Le 21 octobre 2022 et les 24 et 27 octobre 2022 un commandement de payer a été délivré à chaque caution.

Se prévalant de la défaillance du preneur la SCI du Bel air a assigné le 14 février 2023 la SARL Ideal Pneu, M. [W] [T], M. [G] [N], M. [R] [M] devant le président du tribunal judiciaire d'Amiens qui par ordonnance du 22 mai 2023 a :

- constaté l'acquisition des effets de la clause résolutoire insérée dans le bail liant les parties à la date du 14 novembre 2022 à compter de laquelle la SARL Idéal pneu est occupante sans droit ni titre ;

- débouté M. [W] [T] de sa demande de délai de grâce ;

- ordonné à défaut de restitution volontaire des lieux, l'expulsion de la SARL Idéal pneu et de tout occupant de son chef du local commercial situé à [Adresse 10] à compter de la signification de l'ordonnance avec en cas de besoin le concours de la force publique et l'assistance d'un serrurier ;

- condamné solidairement la SARL Idéal pneu, M. [G] [N] et M. [W] [T] au paiement de la provision de 12 122,78 € correspondant à la dette locative due au titre de la période allant du mois d'août 2022 au 4 avril 2023 comportant 812,39 € de frais ;

- condamné solidairement la SARL Idéal pneu, M. [G] [N] et M. [W] [T] au paiement à titre provisionnel d'une indemnité d'occupation mensuelle de 966,83 € à compter de la date de résiliation du bail et jusqu'à libération complète des lieux avec restitution des clés;

- condamné in solidum M. [G] [N] et M. [W] [T] aux dépens comportant les frais de commandement de payer et dénonciation et d'assignation ;

- condamné in solidum M. [G] [N] et M. [W] [T] à payer à la SCI du Bel air la somme de 1 000 € sur le fondement de l'article 700 du code de procédure civile ;

- fixé au passif de M. [M] en sa qualité de caution les sommes suivantes :

> 12 122,78 € correspondant à la dette locative due au titre de la période allant du mois d'août 2022 au 4 avril 2023 comportant 812,39 € de frais ;

> 966,83 € par mois au titre d'indemnité d'occupation à compter de la date de résiliation du bail et jusqu'à libération complète des lieux avec restitution des clés ;

> 1 000 € sur le fondement de l'article 700 du code de procédure civile;

> les dépens comprenant le coût du commandement.

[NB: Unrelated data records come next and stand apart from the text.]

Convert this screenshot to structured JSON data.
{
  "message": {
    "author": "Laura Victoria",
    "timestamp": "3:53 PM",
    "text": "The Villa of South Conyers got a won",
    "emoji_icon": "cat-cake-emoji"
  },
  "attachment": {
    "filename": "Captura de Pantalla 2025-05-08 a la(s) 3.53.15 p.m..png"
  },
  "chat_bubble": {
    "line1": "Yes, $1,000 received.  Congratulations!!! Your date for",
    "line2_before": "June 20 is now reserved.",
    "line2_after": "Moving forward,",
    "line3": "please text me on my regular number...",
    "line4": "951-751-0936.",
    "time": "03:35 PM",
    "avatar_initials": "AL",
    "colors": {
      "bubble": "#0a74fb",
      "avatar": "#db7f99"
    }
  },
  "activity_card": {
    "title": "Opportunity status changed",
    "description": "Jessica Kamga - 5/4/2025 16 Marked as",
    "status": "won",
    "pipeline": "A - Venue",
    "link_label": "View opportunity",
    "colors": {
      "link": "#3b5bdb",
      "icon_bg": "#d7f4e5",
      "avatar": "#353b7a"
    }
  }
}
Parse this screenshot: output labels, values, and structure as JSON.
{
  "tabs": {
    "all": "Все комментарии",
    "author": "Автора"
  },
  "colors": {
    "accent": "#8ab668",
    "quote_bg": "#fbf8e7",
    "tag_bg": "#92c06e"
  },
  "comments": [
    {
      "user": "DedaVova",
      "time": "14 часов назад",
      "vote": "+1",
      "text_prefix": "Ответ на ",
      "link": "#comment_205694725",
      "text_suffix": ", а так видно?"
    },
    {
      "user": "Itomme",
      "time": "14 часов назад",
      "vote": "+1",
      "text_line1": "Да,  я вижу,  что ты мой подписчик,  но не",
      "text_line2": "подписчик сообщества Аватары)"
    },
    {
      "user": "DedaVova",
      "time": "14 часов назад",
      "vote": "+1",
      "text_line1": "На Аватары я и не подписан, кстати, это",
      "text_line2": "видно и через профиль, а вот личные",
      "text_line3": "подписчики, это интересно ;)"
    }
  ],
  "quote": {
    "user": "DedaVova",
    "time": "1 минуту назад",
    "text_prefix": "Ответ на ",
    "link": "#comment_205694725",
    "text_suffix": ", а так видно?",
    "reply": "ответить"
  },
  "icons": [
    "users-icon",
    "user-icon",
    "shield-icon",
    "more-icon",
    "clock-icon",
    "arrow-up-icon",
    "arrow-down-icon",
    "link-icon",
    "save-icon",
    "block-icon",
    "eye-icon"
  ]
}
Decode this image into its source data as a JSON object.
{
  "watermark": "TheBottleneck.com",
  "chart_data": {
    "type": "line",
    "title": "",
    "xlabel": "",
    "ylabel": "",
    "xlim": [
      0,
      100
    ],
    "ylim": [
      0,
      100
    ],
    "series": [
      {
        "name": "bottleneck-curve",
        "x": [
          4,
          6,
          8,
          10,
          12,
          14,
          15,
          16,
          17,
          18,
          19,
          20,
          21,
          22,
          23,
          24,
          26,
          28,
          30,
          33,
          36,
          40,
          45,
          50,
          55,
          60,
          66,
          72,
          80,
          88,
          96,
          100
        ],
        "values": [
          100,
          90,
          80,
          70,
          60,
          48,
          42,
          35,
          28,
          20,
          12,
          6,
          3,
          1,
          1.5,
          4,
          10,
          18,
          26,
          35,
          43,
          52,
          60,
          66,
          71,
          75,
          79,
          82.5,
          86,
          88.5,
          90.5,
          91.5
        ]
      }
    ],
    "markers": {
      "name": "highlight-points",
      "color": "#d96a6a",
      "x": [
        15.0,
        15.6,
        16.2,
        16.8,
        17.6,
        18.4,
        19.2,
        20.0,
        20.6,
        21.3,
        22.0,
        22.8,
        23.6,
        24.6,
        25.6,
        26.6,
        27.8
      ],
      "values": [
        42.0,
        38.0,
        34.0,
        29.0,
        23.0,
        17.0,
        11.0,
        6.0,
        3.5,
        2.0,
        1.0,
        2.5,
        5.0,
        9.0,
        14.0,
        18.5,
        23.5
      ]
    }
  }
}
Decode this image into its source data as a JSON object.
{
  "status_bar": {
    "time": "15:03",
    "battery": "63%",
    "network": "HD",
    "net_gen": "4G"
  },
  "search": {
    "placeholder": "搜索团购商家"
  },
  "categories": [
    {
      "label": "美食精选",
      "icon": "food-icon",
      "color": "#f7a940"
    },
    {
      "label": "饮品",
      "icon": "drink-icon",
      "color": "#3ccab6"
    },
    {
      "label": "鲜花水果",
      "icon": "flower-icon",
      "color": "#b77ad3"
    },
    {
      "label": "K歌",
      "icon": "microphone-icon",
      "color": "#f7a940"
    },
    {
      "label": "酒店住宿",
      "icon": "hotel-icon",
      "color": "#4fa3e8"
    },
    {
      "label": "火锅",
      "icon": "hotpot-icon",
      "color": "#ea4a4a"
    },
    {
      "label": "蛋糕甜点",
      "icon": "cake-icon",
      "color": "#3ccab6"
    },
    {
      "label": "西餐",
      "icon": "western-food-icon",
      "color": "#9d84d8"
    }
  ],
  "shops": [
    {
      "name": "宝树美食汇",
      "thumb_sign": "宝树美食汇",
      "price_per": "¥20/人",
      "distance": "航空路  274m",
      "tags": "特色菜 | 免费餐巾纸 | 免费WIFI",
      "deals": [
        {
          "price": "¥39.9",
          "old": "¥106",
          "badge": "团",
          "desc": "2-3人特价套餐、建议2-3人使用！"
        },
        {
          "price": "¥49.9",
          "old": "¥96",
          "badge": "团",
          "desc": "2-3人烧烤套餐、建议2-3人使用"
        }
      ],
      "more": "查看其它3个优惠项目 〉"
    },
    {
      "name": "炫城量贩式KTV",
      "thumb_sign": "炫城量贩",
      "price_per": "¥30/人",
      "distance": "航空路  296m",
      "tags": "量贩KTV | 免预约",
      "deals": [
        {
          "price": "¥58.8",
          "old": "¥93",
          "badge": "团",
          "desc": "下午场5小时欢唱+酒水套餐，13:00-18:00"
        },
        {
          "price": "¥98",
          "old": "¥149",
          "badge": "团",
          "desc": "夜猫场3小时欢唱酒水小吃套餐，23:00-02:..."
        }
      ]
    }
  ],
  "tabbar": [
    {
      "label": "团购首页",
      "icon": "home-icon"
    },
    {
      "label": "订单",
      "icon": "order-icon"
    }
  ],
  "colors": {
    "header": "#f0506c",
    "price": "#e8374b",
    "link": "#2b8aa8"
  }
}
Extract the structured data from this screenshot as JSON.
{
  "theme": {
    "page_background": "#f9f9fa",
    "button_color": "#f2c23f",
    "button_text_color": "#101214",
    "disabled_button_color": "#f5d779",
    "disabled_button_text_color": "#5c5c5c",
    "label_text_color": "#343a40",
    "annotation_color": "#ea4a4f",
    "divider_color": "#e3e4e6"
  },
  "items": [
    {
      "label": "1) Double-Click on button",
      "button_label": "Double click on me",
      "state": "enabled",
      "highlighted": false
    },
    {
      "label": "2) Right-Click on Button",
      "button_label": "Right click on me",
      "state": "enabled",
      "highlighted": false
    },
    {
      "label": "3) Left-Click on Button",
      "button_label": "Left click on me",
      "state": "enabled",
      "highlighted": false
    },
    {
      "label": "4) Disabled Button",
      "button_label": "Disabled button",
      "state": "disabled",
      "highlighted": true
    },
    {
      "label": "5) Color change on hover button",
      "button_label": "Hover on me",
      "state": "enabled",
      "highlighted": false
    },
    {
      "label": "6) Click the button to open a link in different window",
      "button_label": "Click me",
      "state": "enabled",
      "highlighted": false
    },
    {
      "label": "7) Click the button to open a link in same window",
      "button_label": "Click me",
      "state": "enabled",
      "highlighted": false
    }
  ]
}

Par déclaration en date du 14 juin 2023 la SARL Ideal pneu, M. [N] et M. [M] ont interjeté appel de cette ordonnance et l'affaire a été enregistrée sous le n° RG 23 2620 à la chambre économique.

Par déclaration en date du 12 septembre 2023 M. [T] a interjeté appel de cette ordonnance enregistrée sous le n° RG 23 3982 à la chambre civile puis transférée à la chambre économique de la cour pour que les deux appels d'une même décision soient traités ensembles.

Lors de l'audience du 25 janvier 2024 les parties ont demandé la jonction des deux affaires.

Par conclusions remises le 16 novembre 2023 dans l'affaire RG 23 39 82 auxquelles il convient de se reporter pour un exposé détaillé des moyens développés, M. [W] [T], M. [G] [N], M. [R] [M] et la SARL Ideal pneu demandent à la cour d'infirmer l'ordonnance dont appel et de :

- dire nuls et de nuls effets le commandement de payer et l'assignation signifiées à M. [M]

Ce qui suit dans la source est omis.